Pour ou contre la frontière
Comme éléments de rapprochement, nous avons bien ici et là deux territoires limitrophes, une frontière, des gardes-frontières et une tentative illégale de passer, par cette frontière, d’un territoire à l’autre. La première position consiste à poursuivre naïvement l’analogie, ce qui permet de traiter de la même manière migrants et Palestiniens. Celui qui veut passer la frontière contre celui qui veut l’en empêcher. C’est sur cette base commune que les points de vue s’opposent ensuite. Selon que l’on est pour ou contre la protection des frontières, l’on approuve ou l’on réprouve l’attitude des gardes-frontières.
Les uns, no borders conséquents, condamnent les soldats israéliens qui tirent, et ils condamnent pour la même raison les militants français, selon eux racistes, qui chassent le migrant au col de l’Échelle. Les autres, défenseurs conséquents de l’idée de frontière, défendent les militants français, et regrettent même peut-être que l’on ne suive pas au col de l’Échelle l’exemple donné par les soldats de Tsahal à la frontière d’Israël. Extrême gauche contre extrême droite.
Mais les uns et les autres se trompent, ils sont dans l’erreur parce qu’ils n’ont pas compris ou pas retenu les leçons juridiques de l’Histoire. Le procès de Nuremberg a pourtant dégagé le concept politique fondamental de notre temps. La clé du problème c’est, en effet, le crime contre l’humanité.
Pour ou contre le crime contre l’humanité : il faut distinguer
Les Israéliens, pour commencer par eux, encourent un génocide s’ils laissent entrer les Palestiniens sur leur territoire. Ces derniers ne sont que des terroristes qui veulent exterminer les civils israéliens sans défense. Plus jamais ça ! Les soldats de Tsahal doivent donc utiliser tous les moyens, sans aucune limite, pour empêcher l’intrusion antisémite. Voilà ce qu’il faut penser et dire pour ce cas.

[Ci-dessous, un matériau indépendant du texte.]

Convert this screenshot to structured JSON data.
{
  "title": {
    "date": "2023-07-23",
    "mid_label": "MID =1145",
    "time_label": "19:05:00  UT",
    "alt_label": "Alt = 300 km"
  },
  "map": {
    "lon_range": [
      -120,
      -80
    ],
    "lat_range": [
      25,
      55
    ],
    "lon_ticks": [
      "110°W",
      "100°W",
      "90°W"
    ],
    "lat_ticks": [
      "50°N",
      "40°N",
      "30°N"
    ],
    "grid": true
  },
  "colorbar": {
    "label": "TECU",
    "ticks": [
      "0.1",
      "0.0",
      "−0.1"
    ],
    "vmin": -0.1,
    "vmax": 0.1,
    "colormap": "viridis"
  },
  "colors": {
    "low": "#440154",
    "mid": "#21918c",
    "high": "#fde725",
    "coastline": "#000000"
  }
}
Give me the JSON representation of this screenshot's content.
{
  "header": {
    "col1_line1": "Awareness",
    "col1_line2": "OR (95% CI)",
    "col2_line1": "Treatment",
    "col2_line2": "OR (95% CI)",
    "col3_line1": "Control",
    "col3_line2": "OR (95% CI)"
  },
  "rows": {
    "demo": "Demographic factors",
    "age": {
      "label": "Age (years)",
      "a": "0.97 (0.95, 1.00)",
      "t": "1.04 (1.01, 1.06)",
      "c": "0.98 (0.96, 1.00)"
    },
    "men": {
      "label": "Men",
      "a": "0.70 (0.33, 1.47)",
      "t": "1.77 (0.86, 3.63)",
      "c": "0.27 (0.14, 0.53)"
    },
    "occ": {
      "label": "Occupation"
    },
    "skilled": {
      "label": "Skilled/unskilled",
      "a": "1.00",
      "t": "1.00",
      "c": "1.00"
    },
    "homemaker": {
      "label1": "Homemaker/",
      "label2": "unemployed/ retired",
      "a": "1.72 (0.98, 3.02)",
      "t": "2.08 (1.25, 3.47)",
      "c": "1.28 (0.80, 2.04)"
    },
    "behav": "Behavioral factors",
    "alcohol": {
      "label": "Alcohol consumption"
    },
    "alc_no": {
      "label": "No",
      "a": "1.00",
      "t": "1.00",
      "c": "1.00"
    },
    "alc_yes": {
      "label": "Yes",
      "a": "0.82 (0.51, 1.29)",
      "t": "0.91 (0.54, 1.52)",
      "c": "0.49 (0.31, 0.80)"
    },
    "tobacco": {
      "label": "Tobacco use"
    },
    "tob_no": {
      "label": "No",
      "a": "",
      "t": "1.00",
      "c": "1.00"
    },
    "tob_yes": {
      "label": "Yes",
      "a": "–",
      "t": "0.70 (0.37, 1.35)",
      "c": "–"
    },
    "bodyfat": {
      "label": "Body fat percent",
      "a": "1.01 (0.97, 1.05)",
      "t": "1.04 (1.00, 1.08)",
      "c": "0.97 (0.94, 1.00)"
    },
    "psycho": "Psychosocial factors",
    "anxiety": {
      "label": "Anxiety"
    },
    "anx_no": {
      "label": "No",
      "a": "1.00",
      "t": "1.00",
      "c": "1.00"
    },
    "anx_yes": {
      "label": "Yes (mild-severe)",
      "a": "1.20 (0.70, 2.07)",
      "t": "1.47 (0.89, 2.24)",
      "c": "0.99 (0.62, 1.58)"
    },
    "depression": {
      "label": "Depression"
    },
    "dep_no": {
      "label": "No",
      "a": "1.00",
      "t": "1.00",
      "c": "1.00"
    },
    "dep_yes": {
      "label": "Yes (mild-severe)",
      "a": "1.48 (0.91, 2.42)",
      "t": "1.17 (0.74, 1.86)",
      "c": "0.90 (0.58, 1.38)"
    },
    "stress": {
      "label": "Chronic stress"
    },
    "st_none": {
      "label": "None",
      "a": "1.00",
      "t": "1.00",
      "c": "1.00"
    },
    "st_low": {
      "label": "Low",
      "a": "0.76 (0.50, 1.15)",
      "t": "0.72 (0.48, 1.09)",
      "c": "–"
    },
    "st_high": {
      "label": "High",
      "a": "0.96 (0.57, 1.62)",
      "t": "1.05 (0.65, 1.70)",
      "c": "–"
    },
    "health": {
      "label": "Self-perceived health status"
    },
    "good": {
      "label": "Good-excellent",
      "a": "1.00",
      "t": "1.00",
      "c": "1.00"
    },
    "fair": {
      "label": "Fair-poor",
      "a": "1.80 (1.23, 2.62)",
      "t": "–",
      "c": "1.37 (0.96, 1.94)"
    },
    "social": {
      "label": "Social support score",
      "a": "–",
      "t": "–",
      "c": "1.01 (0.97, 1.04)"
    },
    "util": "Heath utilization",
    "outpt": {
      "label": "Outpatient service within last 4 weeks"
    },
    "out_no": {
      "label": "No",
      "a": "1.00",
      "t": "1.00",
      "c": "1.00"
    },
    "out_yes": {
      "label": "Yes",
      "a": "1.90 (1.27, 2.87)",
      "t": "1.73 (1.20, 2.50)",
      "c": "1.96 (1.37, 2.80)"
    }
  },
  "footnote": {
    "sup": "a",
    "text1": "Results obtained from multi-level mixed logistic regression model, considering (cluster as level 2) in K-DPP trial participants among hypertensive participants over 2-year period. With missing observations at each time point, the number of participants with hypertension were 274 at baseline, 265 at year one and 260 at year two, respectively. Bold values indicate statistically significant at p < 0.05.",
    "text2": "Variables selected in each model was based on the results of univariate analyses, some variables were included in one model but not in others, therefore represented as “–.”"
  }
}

Et si les migrants, contrairement aux Israéliens, doivent quitter leur pays et tenter d’entrer en France, c’est tout simplement parce qu’ils sont également victimes de génocides. Ce sont des réfugiés qui fuient pour échapper à l’extermination. Le civil africain court dans son pays d’origine un danger de mort, que ce soit par la misère ou par la guerre. Le militant français qui l’empêche d’entrer en France se rend donc coupable d’un crime contre l’humanité. C’est pourquoi son acte est condamnable.
C’est la raison pour laquelle il convient d’applaudir le garde-frontières israélien mais de huer le garde-frontières français nationaliste. D’un côté, dans le camp du bien, du beau et du juste, il y a les victimes, les civils innocents, les « racisés » juifs et africains.
De l’autre côté, dans le camp du mal, du laid et de l’injuste, se retrouvent les criminels arabes musulmans et blancs racistes. Et si vous ne voyez pas la cohérence de cette opinion, si vous n’y adhérez pas, si vous ne luttez pas pour la défendre, c’est que vous ne voulez pas comprendre, c’est que vous êtes de mauvaise foi.
Extrême-gauche antisioniste (no borders) ou extrême-droite sioniste-identitaire, vous serez marqués du stigmate infamant du racisme et de l’antisémitisme, et jetés dans le même sac que tous ces islamo-fascistes. La rédemption et la miséricorde vous restent tout de même accessibles, à vous comme à eux : au Palestinien, s’il consent à émigrer en France, au Français, s’il s’engage comme supplétif aux côtés de Tsahal.